A Landscape artist making art, in 2022
6 May 2022
Paint, paint, paint and then, paint some more
Relaunching this website
At the moment I'm neglecting this website badly, I'm sorry. I started sorting it out, got well in to it, and then became obsessed with painting outdoors. I think of nothing else, and the project of relaunching this website has faded into the background for the time being.
What 2022 is all about
I've spent the last couple of years feeling something was wrong in my art practice. Covid and lockdowns didn't help here of course…
I couldn't figure out what was wrong to begin with, because things had developed gradually.
An unhealthy drift
I'd drifted into working in the studio more and more. Making linocut prints demands a lot of time in the studio you see.
When I realised I'd not even sketched outside for an age, I had to fix it, and put everything else aside. It was a priority. Why? Well…
What inspires my art
I've never copied photographs, or used them to any great degree while making my art.
It's my outdoor sketches and paintings that inspire and inform all my studio work (linocut prints and studio paintings).
Without direct observations in scribbles in sketchbooks, in mixed media splashes, in oil paint scratchings, and the experience of being there in the landscape, my other art doesn't happen.
There's a fine balance between outdoor work and indoor (studio) work that creates my art. Without that balance, my studio art dies, basically. This is why it's important to fix it.
Pushing the pendulum too far in order to find the middle
So painting outdoors has become my obsession, it's fair to say. I watch the weather forecast continually, it's like a ritual, and jump in the car filled with an insane excitement when calm and dry weather is promised.
Yes, I did say it's an insane excitement.

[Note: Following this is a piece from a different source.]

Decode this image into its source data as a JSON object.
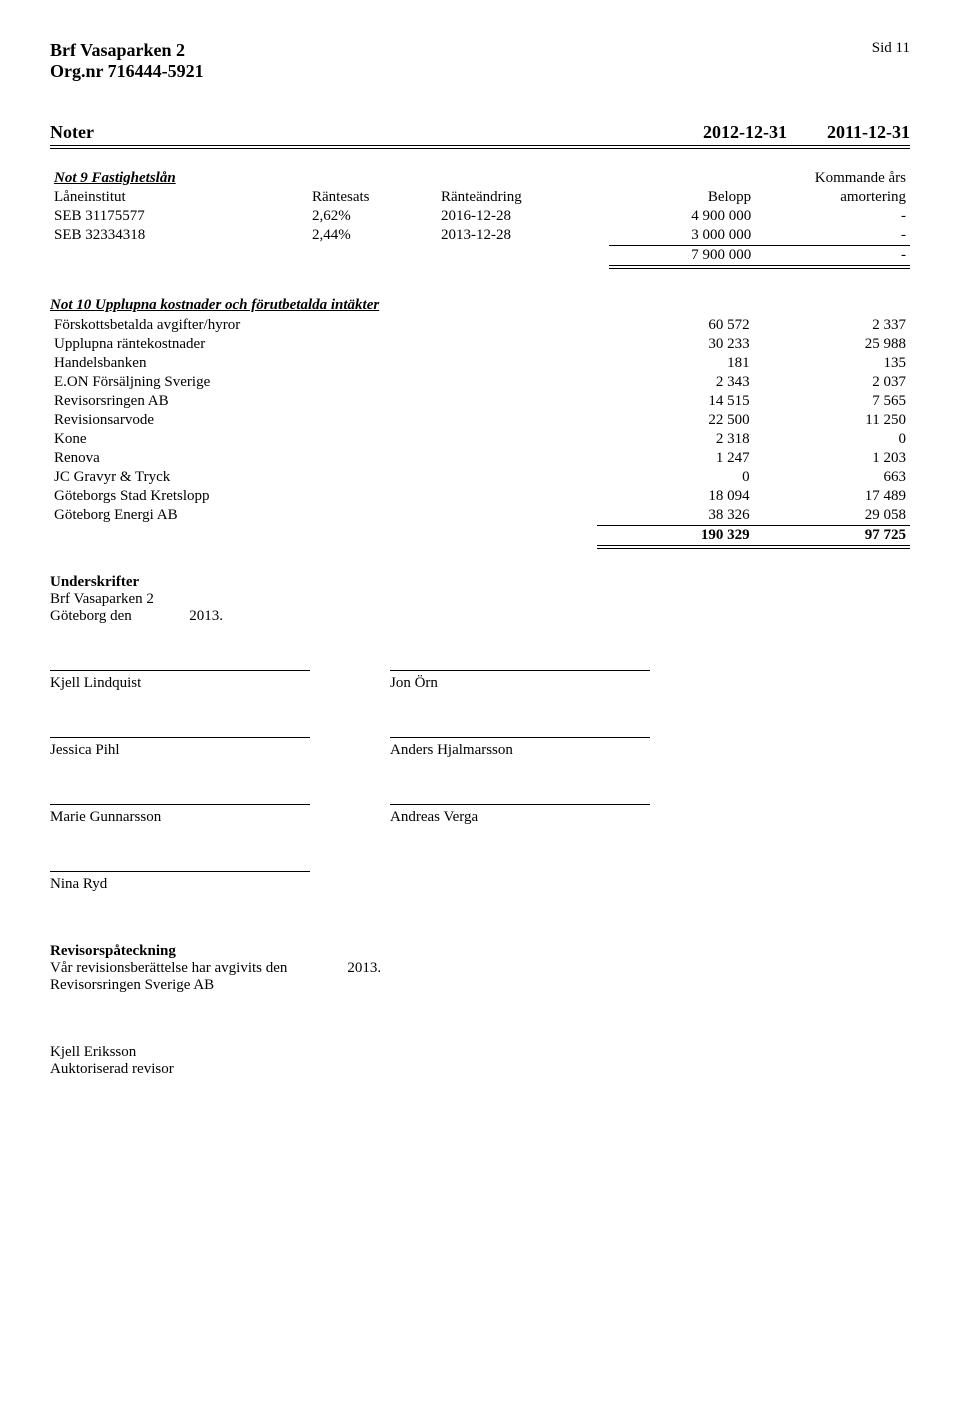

As I write, I've made 55 outdoor paintings since the beginning of 2022. That's an average of just over three a week.
It might not sound a lot, except it includes January and February. The short days of January brought sub-zero wind chill regardless of sunshine.
From the last week in January, through February, umpteen storms arrived almost one after the other. Wind, not rain, is an outdoor artist's nemesis, and it meant painting outside was a no-go for almost all of February.
Be fanatical, paint like a nutter
*
I dashed out in what I hoped was a lull, as Eunice approached, the worst storm of 2022. Stubbornly, I set up and painted while my easel shifted several inches in the 30mph plus wind gusts. That was interesting!
The days were short and cold, when not windy. I often only made one painting before returning home chilled to my core, needing to hug a hot water bottle for several hours to get warm.
* The UK's superstar Plein‑air artist, Peter Brown (Pete The Street) advises artists to be fanatical, paint like a nutter
if they want to improve their outdoor art. Given the above adventures, perhaps I qualify?
I managed to win a Plein‑air painting prize while obsessively snatching opportunities to paint – a complete bonus (see my instagram reel @lynneroebuck)
Better weather, easy days
The longer and warmer days as the year struggles in to summer, the more paintings I'm doing each session. Last week, I completed six paintings. Happy days! Bring it on.
I'm now spending hardly any time in my studio. This is as bad as spending hardly any time outside. The end goal is something in the middle, and I've complete faith it's where I'll settle.